Recognizing that the proposed new regulations still posed a grave danger to the yeshivah community, Klal Yisrael responded with an extraordinary outpouring of concern. SED officials estimate that some 350,000 comments were submitted in response, almost all of them from opponents. The record for public comment had been shattered once again.

Unfortunately, though, this avalanche of concern fell largely on deaf ears. The SED made only minor cosmetic changes to the proposed new regulations, none of them directly addressing the yeshivah community’s core concern that the regulations could threaten the fundamental autonomy of our mosdos. There is nothing more important to our yeshivos than their autonomy, their ability to carry out their holy mission without interference from secular government. And now that autonomy is under siege.

But there is a bright spot.
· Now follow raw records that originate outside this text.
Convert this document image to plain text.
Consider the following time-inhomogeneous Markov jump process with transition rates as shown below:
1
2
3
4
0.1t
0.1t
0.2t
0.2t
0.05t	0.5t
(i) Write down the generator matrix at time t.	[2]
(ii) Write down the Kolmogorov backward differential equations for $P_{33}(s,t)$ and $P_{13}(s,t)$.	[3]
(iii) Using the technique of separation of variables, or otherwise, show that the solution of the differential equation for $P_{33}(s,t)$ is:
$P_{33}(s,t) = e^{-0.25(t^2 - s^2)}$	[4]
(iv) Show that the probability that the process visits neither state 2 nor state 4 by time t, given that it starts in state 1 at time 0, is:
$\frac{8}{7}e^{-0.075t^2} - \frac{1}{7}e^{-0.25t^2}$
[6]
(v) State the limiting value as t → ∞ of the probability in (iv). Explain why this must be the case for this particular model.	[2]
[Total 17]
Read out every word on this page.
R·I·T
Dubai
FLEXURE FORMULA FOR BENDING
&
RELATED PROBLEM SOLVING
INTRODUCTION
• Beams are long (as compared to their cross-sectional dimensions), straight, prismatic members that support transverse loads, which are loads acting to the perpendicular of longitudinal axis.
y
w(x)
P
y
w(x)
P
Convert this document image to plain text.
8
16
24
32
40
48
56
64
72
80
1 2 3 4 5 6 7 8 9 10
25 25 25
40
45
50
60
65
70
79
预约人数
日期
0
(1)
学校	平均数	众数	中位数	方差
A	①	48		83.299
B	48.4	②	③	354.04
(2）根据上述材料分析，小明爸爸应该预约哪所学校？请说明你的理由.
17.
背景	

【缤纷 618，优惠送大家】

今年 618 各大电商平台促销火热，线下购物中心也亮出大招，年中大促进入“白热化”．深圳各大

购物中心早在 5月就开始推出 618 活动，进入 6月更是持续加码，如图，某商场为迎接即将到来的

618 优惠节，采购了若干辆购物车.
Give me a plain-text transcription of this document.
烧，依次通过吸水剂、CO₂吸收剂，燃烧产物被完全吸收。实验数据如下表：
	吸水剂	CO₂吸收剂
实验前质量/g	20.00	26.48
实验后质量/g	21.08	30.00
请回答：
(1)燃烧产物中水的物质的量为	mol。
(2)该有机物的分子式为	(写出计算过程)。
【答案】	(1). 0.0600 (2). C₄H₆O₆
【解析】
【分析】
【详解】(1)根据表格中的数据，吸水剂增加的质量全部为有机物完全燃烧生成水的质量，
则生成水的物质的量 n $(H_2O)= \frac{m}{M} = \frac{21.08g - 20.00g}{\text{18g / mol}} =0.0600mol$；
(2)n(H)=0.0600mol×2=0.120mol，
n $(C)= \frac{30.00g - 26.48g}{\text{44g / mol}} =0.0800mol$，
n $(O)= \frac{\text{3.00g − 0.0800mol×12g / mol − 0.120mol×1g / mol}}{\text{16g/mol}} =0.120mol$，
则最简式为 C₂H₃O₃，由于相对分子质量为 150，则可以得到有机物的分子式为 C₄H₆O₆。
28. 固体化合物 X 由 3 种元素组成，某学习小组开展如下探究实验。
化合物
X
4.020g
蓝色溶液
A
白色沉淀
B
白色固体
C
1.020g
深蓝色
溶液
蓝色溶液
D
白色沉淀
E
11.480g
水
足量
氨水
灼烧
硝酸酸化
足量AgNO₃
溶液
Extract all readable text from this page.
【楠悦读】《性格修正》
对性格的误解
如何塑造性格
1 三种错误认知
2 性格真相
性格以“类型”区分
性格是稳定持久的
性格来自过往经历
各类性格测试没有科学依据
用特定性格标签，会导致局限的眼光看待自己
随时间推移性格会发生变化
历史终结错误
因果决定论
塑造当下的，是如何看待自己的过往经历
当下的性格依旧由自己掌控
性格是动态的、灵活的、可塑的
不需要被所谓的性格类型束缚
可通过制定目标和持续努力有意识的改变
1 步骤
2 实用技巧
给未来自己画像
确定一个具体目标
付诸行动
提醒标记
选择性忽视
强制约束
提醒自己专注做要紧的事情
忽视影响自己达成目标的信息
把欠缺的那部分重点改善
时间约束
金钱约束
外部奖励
True, the State Education Department and Board of Regents may have looked aside from the 350,000 comments submitted in opposition to the new regulations, but surely a Higher Authority must have taken notice. Surely all those letters and petitions from so many Jews from so many backgrounds, declaring our love for Hashem and His Torah and our commitment to carry the mesorah forward to our precious children, were gathered lovingly in the Pamalya Shel Ma’alah and stored in HaKadosh Baruch Hu’s treasure chest of His People’s special merits.

Looking to the new year, when we pray tacheil shana u’birchoseha, can we imagine a greater zechus than this?

 

Rabbi Zwiebel is the executive vice president of Agudath Israel of America.